On June 7, 2019, Louisville, KY-based Park DuValle Community Health Center suffered a ransomware attack. Hackers succeeded in gaining access to its network and installed ransomware which rendered its medical record system and appointment scheduling platform inaccessible.

The not-for-profit health center provides medical services to the uninsured and low-income patients in the western Louisville area. For seven weeks, employees at the health center have been recording patient information on pen and paper and have had to rely on patients’ accounts of past treatments and medications. With its systems out of action, no patient data could be viewed, and appointments could not be scheduled. The clinic had to operate on a walk-in basis.

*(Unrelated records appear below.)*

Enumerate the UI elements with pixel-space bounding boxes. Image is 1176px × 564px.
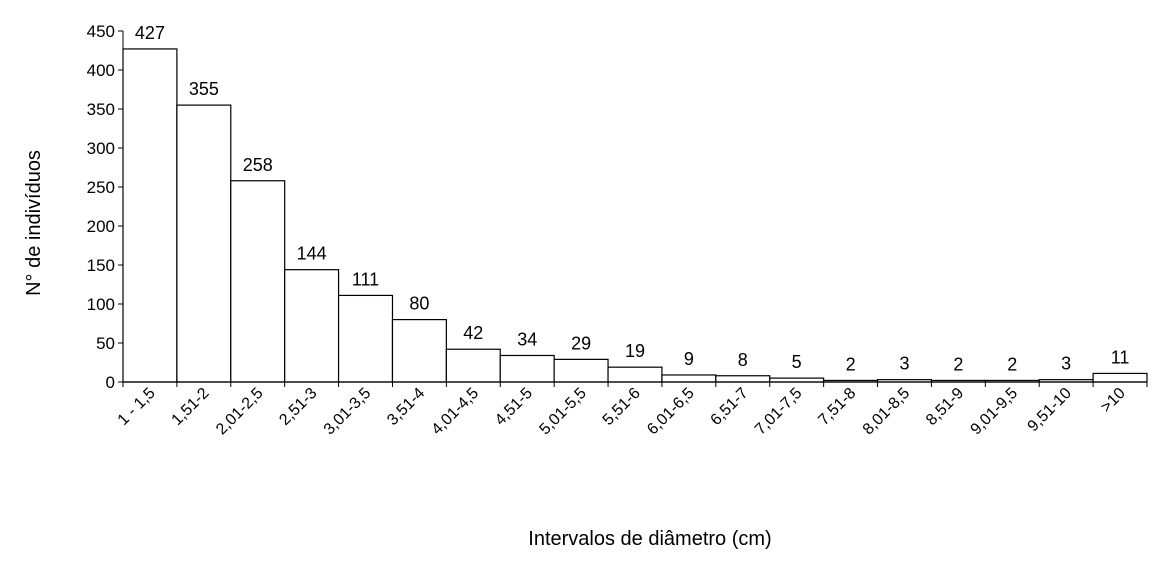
bar-data-label: 9 [684,349,694,369]
bar-data-label: 3 [899,354,909,374]
bar [607,366,663,383]
y-axis-title: N° de indivíduos [23,150,45,296]
x-category-label: 1,51-2 [169,385,213,429]
y-tick-label: 200 [87,217,115,236]
x-category-label: 2,51-3 [276,385,320,429]
bar-data-label: 80 [409,294,429,314]
x-category-label: 9,51-10 [1025,385,1075,435]
x-axis-title: Intervalos de diâmetro (cm) [528,528,771,550]
bar-data-label: 2 [846,354,856,374]
bar [1092,372,1148,383]
bar-data-label: 144 [297,244,327,264]
x-category-label: 7,01-7,5 [752,385,806,439]
x-category-label: 4,51-5 [492,385,536,429]
x-category-label: 5,51-6 [600,385,644,429]
x-category-label: 6,01-6,5 [644,385,698,439]
bar [445,348,501,383]
x-category-label: 1 - 1,5 [115,385,159,429]
bar-data-label: 3 [1061,354,1071,374]
y-tick-label: 450 [87,22,115,41]
x-category-label: 8,51-9 [923,385,967,429]
bar-data-label: 111 [352,269,379,289]
y-tick-label: 50 [96,334,115,353]
bar-data-label: 2 [1007,354,1017,374]
y-tick-label: 250 [87,178,115,197]
y-tick-label: 300 [87,139,115,158]
y-tick-label: 150 [87,256,115,275]
bars: 427 355 258 144 111 80 42 34 29 19 9 8 5 2 3 2 2 3 11 [122,23,1148,383]
bar-data-label: 2 [953,354,963,374]
bar [122,48,178,383]
bar [337,294,394,383]
bar [230,180,286,383]
y-axis: 0 50 100 150 200 250 300 350 400 450 [87,22,124,392]
bar-data-label: 19 [625,341,645,361]
x-category-label: 3,01-3,5 [321,385,375,439]
x-category-label: 3,51-4 [384,385,428,429]
y-tick-label: 350 [87,100,115,119]
bar [553,358,609,383]
x-category-label: 8,01-8,5 [860,385,914,439]
x-category-label: 6,51-7 [708,385,752,429]
bar-data-label: 355 [189,79,219,99]
bar [499,354,555,383]
bar [661,374,717,383]
x-category-label: >10 [1098,385,1129,416]
x-category-label: 7,51-8 [815,385,859,429]
bar-data-label: 34 [517,329,537,349]
bar [391,319,447,383]
bar [715,375,771,383]
x-category-label: 2,01-2,5 [213,385,267,439]
bar-data-label: 11 [1111,347,1130,367]
bar-data-label: 427 [135,23,165,43]
x-category-label: 4,01-4,5 [429,385,483,439]
y-tick-label: 0 [106,373,115,392]
bar-data-label: 29 [571,333,591,353]
bar-data-label: 5 [792,352,802,372]
x-category-label: 5,01-5,5 [536,385,590,439]
bar-data-label: 258 [243,155,273,175]
bar-data-label: 42 [463,323,483,343]
bar [284,269,340,383]
x-category-label: 9,01-9,5 [968,385,1022,439]
y-tick-label: 100 [87,295,115,314]
y-tick-label: 400 [87,61,115,80]
bar-data-label: 8 [738,350,748,370]
x-axis: 1 - 1,5 1,51-2 2,01-2,5 2,51-3 3,01-3,5 3,51-… [115,381,1148,439]
bar [176,104,232,383]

The medical record system contained the records of around 20,000 current and former patients who had previously received treatment at one of its medical centers in Louisville, Russell, Newburg, or Taylorsville.

This is not the first ransomware attack suffered by the health center this year.  A prior attack occurred on April 2, 2019, which similarly took its computer systems out of action. In that case, backups were used to restore data and its systems were rebuilt from scratch. The health center was able to recover data without paying a ransom, although its systems were offline for around three weeks while the attack was remediated.

The health center consulted with third-party IT specialists and the FBI after the latest attack and the decision was taken to pay the ransom for the keys to decrypt files. Park DuValle CEO Elizabeth Ann Hagan-Grigsby explained to WDRB reporters that it was not possible to rebuild its systems and recover data from backups after the latest attack.

The ransom was paid in two installments, the first was made two weeks ago and the final payment was made last week. The latest payment was for 6 Bitcoin. Approximately $70,000 was paid in total. The health center expects to have fully restored its systems by August 1, 2019.

The ransom payment is only a small part of the cost of a ransomware attack. Hagan-Grigsby said the attack has so far cost around $1 million.

While the ransomware prevented files from being accessed, Hagan-Grigsby does not believe there has been a data breach. She said the Department of Health and Human Services has been notified but was told there was no data breach. no evidence was found to suggest unencrypted patient information was viewed and its firewall logs show no data was exfiltrated from its systems.

The Park DuValle ransomware is one of several healthcare ransomware attacks to be reported in the past few days. Ransomware attacks have also recently been reported by Springhill Medical Center in Alabama, Harbor Community Hospital in Washington, and Dr. Carl Bilancione’s dental office in Maitland, Florida.

An attack was also reported by Bayamón Medical Center in Puerto Rico, which also affected its affiliated Puerto Rico Women and Children’s Hospital. The attack impacted more than 520,000 patients.